Электронная библиотека » Дмитрий Быков » » онлайн чтение - страница 19

Текст книги "Булат Окуджава"


  • Текст добавлен: 27 мая 2022, 08:01


Автор книги: Дмитрий Быков


Жанр: Биографии и Мемуары, Публицистика


сообщить о неприемлемом содержимом

Текущая страница: 19 (всего у книги 60 страниц)

Шрифт:
- 100% +

22 сентября 1953 года Окуджава официально устроился на полставки в школу рабочей молодежи № 2, а спустя три месяца взял полную ставку словесницы, ушедшей в декрет. 2 января 1954 года у него родился сын Игорь, которому предстояло стать главным горем его жизни. На этот раз Окуджава настоял на том, чтобы Галина рожала в Калуге: тбилисским врачам он больше не верил. Да и потом – здесь он будет рядом, сможет помочь, если что, достать лекарства. Сохранились его письма жене в роддом. «Мы» в этих письмах – Окуджава с тестем, приехавшим в Калугу встречать Новый год: родов ожидали еще в конце декабря.
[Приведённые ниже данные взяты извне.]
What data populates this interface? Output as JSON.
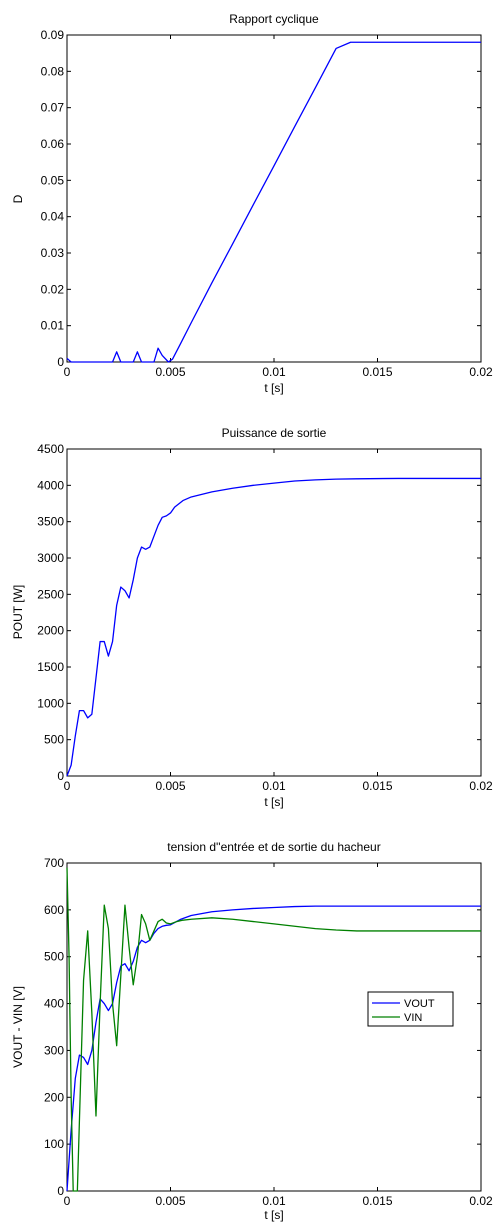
{
  "chart_data": [
    {
      "type": "line",
      "title": "Rapport cyclique",
      "xlabel": "t [s]",
      "ylabel": "D",
      "xlim": [
        0,
        0.02
      ],
      "ylim": [
        0,
        0.09
      ],
      "xticks": [
        0,
        0.005,
        0.01,
        0.015,
        0.02
      ],
      "xtick_labels": [
        "0",
        "0.005",
        "0.01",
        "0.015",
        "0.02"
      ],
      "yticks": [
        0,
        0.01,
        0.02,
        0.03,
        0.04,
        0.05,
        0.06,
        0.07,
        0.08,
        0.09
      ],
      "ytick_labels": [
        "0",
        "0.01",
        "0.02",
        "0.03",
        "0.04",
        "0.05",
        "0.06",
        "0.07",
        "0.08",
        "0.09"
      ],
      "grid": false,
      "series": [
        {
          "color": "#0000ff",
          "x": [
            0,
            0.0001,
            0.0002,
            0.0022,
            0.0024,
            0.0026,
            0.0032,
            0.0034,
            0.0036,
            0.0042,
            0.0044,
            0.0046,
            0.0049,
            0.0051,
            0.0055,
            0.006,
            0.007,
            0.008,
            0.009,
            0.01,
            0.011,
            0.012,
            0.013,
            0.0137,
            0.014,
            0.016,
            0.018,
            0.02
          ],
          "y": [
            0.001,
            0.0005,
            0,
            0,
            0.0028,
            0,
            0,
            0.0028,
            0,
            0,
            0.0038,
            0.0018,
            0,
            0.0008,
            0.0052,
            0.0108,
            0.0218,
            0.0325,
            0.0433,
            0.054,
            0.0648,
            0.0755,
            0.0863,
            0.088,
            0.088,
            0.088,
            0.088,
            0.088
          ]
        }
      ]
    },
    {
      "type": "line",
      "title": "Puissance de sortie",
      "xlabel": "t [s]",
      "ylabel": "POUT [W]",
      "xlim": [
        0,
        0.02
      ],
      "ylim": [
        0,
        4500
      ],
      "xticks": [
        0,
        0.005,
        0.01,
        0.015,
        0.02
      ],
      "xtick_labels": [
        "0",
        "0.005",
        "0.01",
        "0.015",
        "0.02"
      ],
      "yticks": [
        0,
        500,
        1000,
        1500,
        2000,
        2500,
        3000,
        3500,
        4000,
        4500
      ],
      "ytick_labels": [
        "0",
        "500",
        "1000",
        "1500",
        "2000",
        "2500",
        "3000",
        "3500",
        "4000",
        "4500"
      ],
      "grid": false,
      "series": [
        {
          "color": "#0000ff",
          "x": [
            0,
            0.0002,
            0.0004,
            0.0006,
            0.0008,
            0.001,
            0.0012,
            0.0014,
            0.0016,
            0.0018,
            0.002,
            0.0022,
            0.0024,
            0.0026,
            0.0028,
            0.003,
            0.0032,
            0.0034,
            0.0036,
            0.0038,
            0.004,
            0.0042,
            0.0044,
            0.0046,
            0.0048,
            0.005,
            0.0052,
            0.0056,
            0.006,
            0.007,
            0.008,
            0.009,
            0.01,
            0.011,
            0.012,
            0.013,
            0.014,
            0.016,
            0.018,
            0.02
          ],
          "y": [
            0,
            150,
            550,
            900,
            900,
            800,
            850,
            1350,
            1850,
            1850,
            1650,
            1850,
            2350,
            2600,
            2550,
            2450,
            2700,
            3000,
            3150,
            3120,
            3150,
            3300,
            3450,
            3560,
            3580,
            3620,
            3700,
            3790,
            3840,
            3910,
            3960,
            4000,
            4030,
            4060,
            4075,
            4085,
            4090,
            4095,
            4095,
            4095
          ]
        }
      ]
    },
    {
      "type": "line",
      "title": "tension d''entrée et de sortie du hacheur",
      "xlabel": "t [s]",
      "ylabel": "VOUT - VIN [V]",
      "xlim": [
        0,
        0.02
      ],
      "ylim": [
        0,
        700
      ],
      "xticks": [
        0,
        0.005,
        0.01,
        0.015,
        0.02
      ],
      "xtick_labels": [
        "0",
        "0.005",
        "0.01",
        "0.015",
        "0.02"
      ],
      "yticks": [
        0,
        100,
        200,
        300,
        400,
        500,
        600,
        700
      ],
      "ytick_labels": [
        "0",
        "100",
        "200",
        "300",
        "400",
        "500",
        "600",
        "700"
      ],
      "grid": false,
      "legend_position": "right",
      "series": [
        {
          "name": "VOUT",
          "color": "#0000ff",
          "x": [
            0,
            0.0002,
            0.0004,
            0.0006,
            0.0008,
            0.001,
            0.0012,
            0.0014,
            0.0016,
            0.0018,
            0.002,
            0.0022,
            0.0024,
            0.0026,
            0.0028,
            0.003,
            0.0032,
            0.0034,
            0.0036,
            0.0038,
            0.004,
            0.0042,
            0.0044,
            0.0046,
            0.0048,
            0.005,
            0.0055,
            0.006,
            0.007,
            0.008,
            0.009,
            0.01,
            0.011,
            0.012,
            0.013,
            0.014,
            0.016,
            0.018,
            0.02
          ],
          "y": [
            0,
            130,
            240,
            290,
            285,
            270,
            300,
            360,
            410,
            400,
            385,
            400,
            445,
            480,
            485,
            470,
            490,
            520,
            535,
            530,
            535,
            550,
            560,
            565,
            567,
            568,
            580,
            588,
            596,
            600,
            603,
            605,
            607,
            608,
            608,
            608,
            608,
            608,
            608
          ]
        },
        {
          "name": "VIN",
          "color": "#008000",
          "x": [
            0,
            0.0001,
            0.0002,
            0.0003,
            0.0004,
            0.0005,
            0.0006,
            0.0008,
            0.001,
            0.0012,
            0.0014,
            0.0016,
            0.0018,
            0.002,
            0.0022,
            0.0024,
            0.0026,
            0.0028,
            0.003,
            0.0032,
            0.0034,
            0.0036,
            0.0038,
            0.004,
            0.0042,
            0.0044,
            0.0046,
            0.0048,
            0.005,
            0.0053,
            0.0056,
            0.006,
            0.007,
            0.008,
            0.009,
            0.01,
            0.011,
            0.012,
            0.013,
            0.014,
            0.016,
            0.018,
            0.02
          ],
          "y": [
            690,
            500,
            200,
            0,
            0,
            0,
            150,
            450,
            555,
            380,
            160,
            400,
            610,
            560,
            400,
            310,
            460,
            610,
            520,
            440,
            500,
            590,
            570,
            535,
            555,
            575,
            580,
            572,
            570,
            575,
            578,
            580,
            583,
            580,
            575,
            570,
            565,
            560,
            557,
            555,
            555,
            555,
            555
          ]
        }
      ]
    }
  ]
}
Мать Галины осталась дома, ей ежедневно отбивали телеграммы с новостями.

«2 января. Бибулик! (Домашнее прозвище Галины.) Оказывается, всё так, как и думали. Сейчас пойдем и напьемся крепко вусмерть. Мы очень были за тебя спокойны, почему не знаю. Что тебе принести покушать, и сейчас же ответь, как ты себя чувствуешь и видела ли Пикелишу? И какой он, а тебе он понравился ли? А может быть, не нравится? Тогда оставим его, а?»
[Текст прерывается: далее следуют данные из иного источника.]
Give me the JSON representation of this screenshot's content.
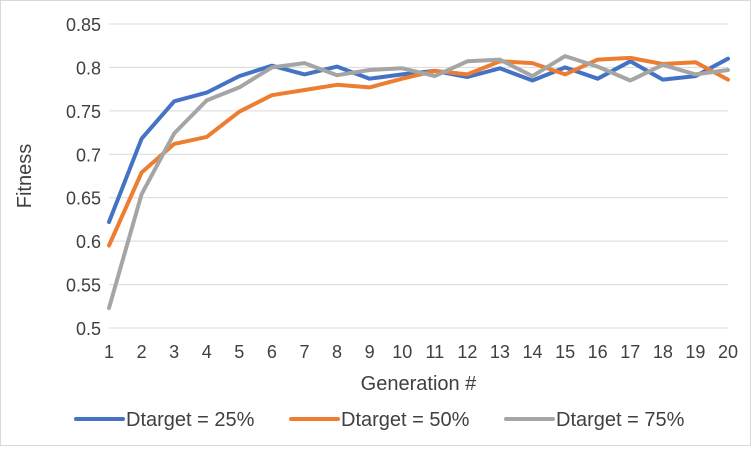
{
  "chart_data": {
    "type": "line",
    "xlabel": "Generation #",
    "ylabel": "Fitness",
    "x": [
      1,
      2,
      3,
      4,
      5,
      6,
      7,
      8,
      9,
      10,
      11,
      12,
      13,
      14,
      15,
      16,
      17,
      18,
      19,
      20
    ],
    "ylim": [
      0.5,
      0.85
    ],
    "yticks": [
      "0.5",
      "0.55",
      "0.6",
      "0.65",
      "0.7",
      "0.75",
      "0.8",
      "0.85"
    ],
    "grid": "horizontal",
    "legend": "bottom",
    "series": [
      {
        "name": "Dtarget = 25%",
        "color": "#4472C4",
        "values": [
          0.622,
          0.718,
          0.761,
          0.771,
          0.79,
          0.802,
          0.792,
          0.801,
          0.787,
          0.792,
          0.796,
          0.789,
          0.799,
          0.785,
          0.8,
          0.787,
          0.807,
          0.786,
          0.79,
          0.81
        ]
      },
      {
        "name": "Dtarget = 50%",
        "color": "#ED7D31",
        "values": [
          0.595,
          0.679,
          0.712,
          0.72,
          0.749,
          0.768,
          0.774,
          0.78,
          0.777,
          0.787,
          0.796,
          0.792,
          0.807,
          0.805,
          0.792,
          0.809,
          0.811,
          0.804,
          0.806,
          0.786
        ]
      },
      {
        "name": "Dtarget = 75%",
        "color": "#A5A5A5",
        "values": [
          0.523,
          0.654,
          0.724,
          0.762,
          0.777,
          0.8,
          0.805,
          0.791,
          0.797,
          0.799,
          0.79,
          0.807,
          0.809,
          0.79,
          0.813,
          0.801,
          0.785,
          0.803,
          0.792,
          0.797
        ]
      }
    ]
  }
}
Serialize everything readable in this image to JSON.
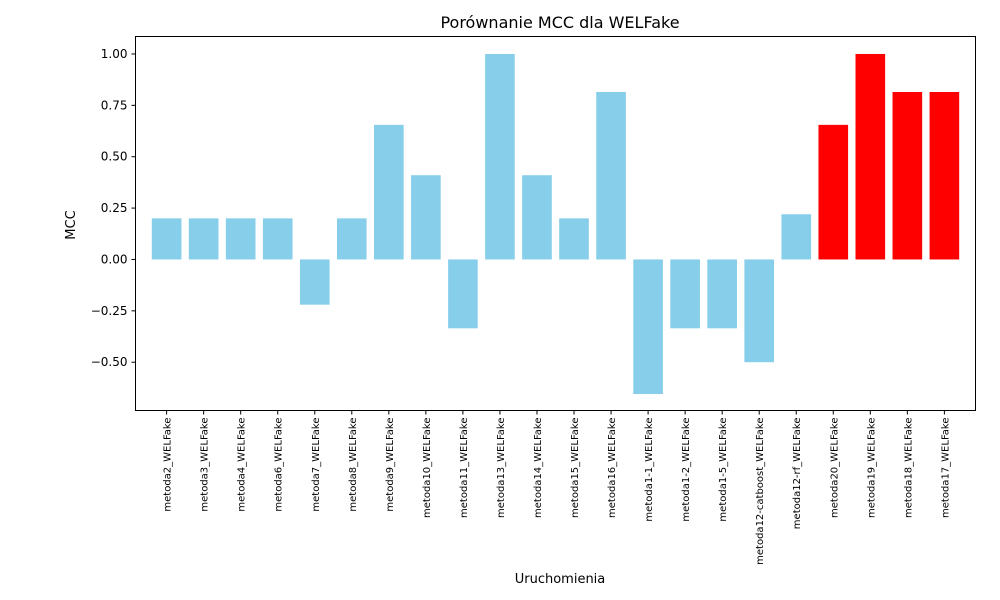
{
  "chart_data": {
    "type": "bar",
    "title": "Porównanie MCC dla WELFake",
    "xlabel": "Uruchomienia",
    "ylabel": "MCC",
    "ylim": [
      -0.735,
      1.085
    ],
    "yticks": [
      -0.5,
      -0.25,
      0.0,
      0.25,
      0.5,
      0.75,
      1.0
    ],
    "ytick_labels": [
      "−0.50",
      "−0.25",
      "0.00",
      "0.25",
      "0.50",
      "0.75",
      "1.00"
    ],
    "grid": false,
    "legend": "none",
    "colors": {
      "default": "#87ceeb",
      "highlight": "#ff0000"
    },
    "categories": [
      "metoda2_WELFake",
      "metoda3_WELFake",
      "metoda4_WELFake",
      "metoda6_WELFake",
      "metoda7_WELFake",
      "metoda8_WELFake",
      "metoda9_WELFake",
      "metoda10_WELFake",
      "metoda11_WELFake",
      "metoda13_WELFake",
      "metoda14_WELFake",
      "metoda15_WELFake",
      "metoda16_WELFake",
      "metoda1-1_WELFake",
      "metoda1-2_WELFake",
      "metoda1-5_WELFake",
      "metoda12-catboost_WELFake",
      "metoda12-rf_WELFake",
      "metoda20_WELFake",
      "metoda19_WELFake",
      "metoda18_WELFake",
      "metoda17_WELFake"
    ],
    "values": [
      0.2,
      0.2,
      0.2,
      0.2,
      -0.22,
      0.2,
      0.655,
      0.41,
      -0.335,
      1.0,
      0.41,
      0.2,
      0.815,
      -0.655,
      -0.335,
      -0.335,
      -0.5,
      0.22,
      0.655,
      1.0,
      0.815,
      0.815
    ],
    "highlighted": [
      false,
      false,
      false,
      false,
      false,
      false,
      false,
      false,
      false,
      false,
      false,
      false,
      false,
      false,
      false,
      false,
      false,
      false,
      true,
      true,
      true,
      true
    ]
  }
}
«Бибулик! Вот мы и прибежали. От тебя пошли на телеграф и пустили по свету молву. Теперь принесли тебе немного всего, и рулетик достали, ты ведь его любишь. Как там Пикелиш?
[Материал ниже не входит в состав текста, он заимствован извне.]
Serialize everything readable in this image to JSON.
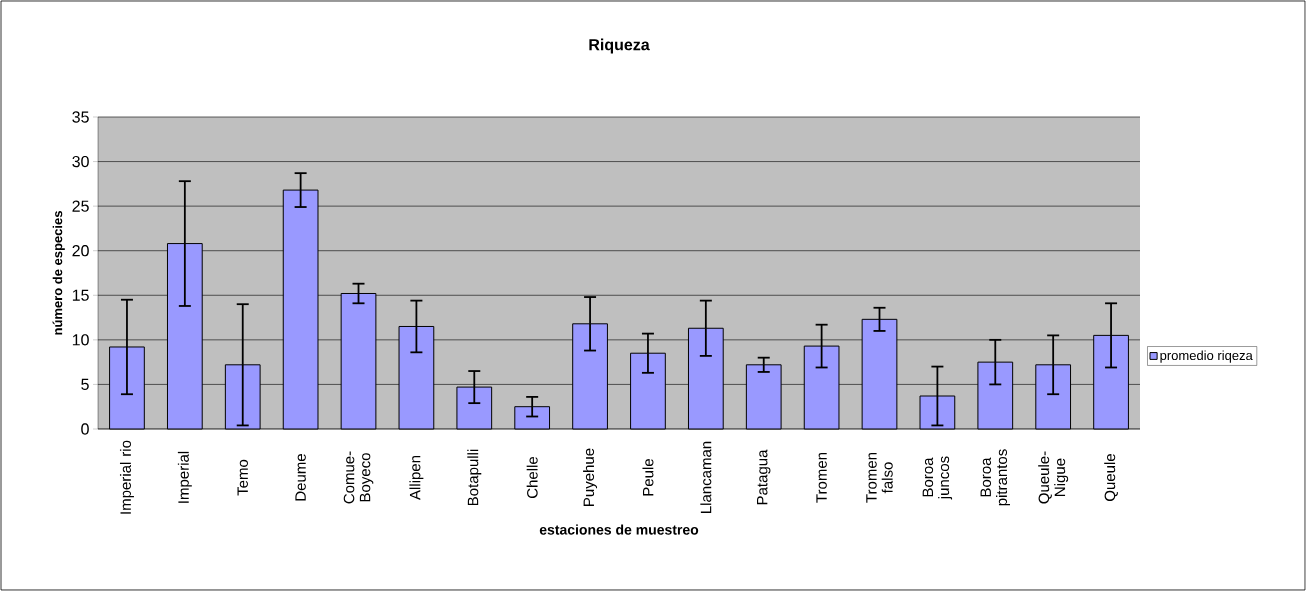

Если на меня похож, то должны быть усы. Я забыл спросить, какие Пикелиш папиросы курит? Мы за него пили 56° водку, чтобы он тоже был крепчайший, а в отношении имени пока ничего не сообразили, но вообще ты должна подумать и предложить, а мы поможем.

Крепко тебя целую, Булат».

«Бибулик! Сегодня я уже один прибежал к вам. Посылаем тебе вареньице, икру, молочко и яички. Приносить ли тебе булочки? Как твое здоровье? Получили ответную телеграмму от мамы. Ты Пикелишу заставляй кушать, а то он избалуется. Я тебя никак не могу представить матерью. Как это он рядом с тобой! Ты, пожалуйста, не стесняйся и тереби врачей по всем вопросам, а за него особенно не волнуйся, т. к. все говорят, что это явление обычное, нужно его заставлять, тормошить. (Галина написала домашним из больницы, что мальчик не хочет есть, плачет, но грудь не берет. – Д. Б.) Книгу никакую купить не успел, решил пока послать «Землю Санникова»: она все-таки новая, а сегодня куплю что-нибудь. Вчера проводили Василия Харитоновича. Перед отъездом решали о именах». Тесть предлагал назвать сына Владимиром или Глебом, Булат настаивал на Игоре: любопытно, что оба, не сговариваясь, обратились к древнерусской традиции.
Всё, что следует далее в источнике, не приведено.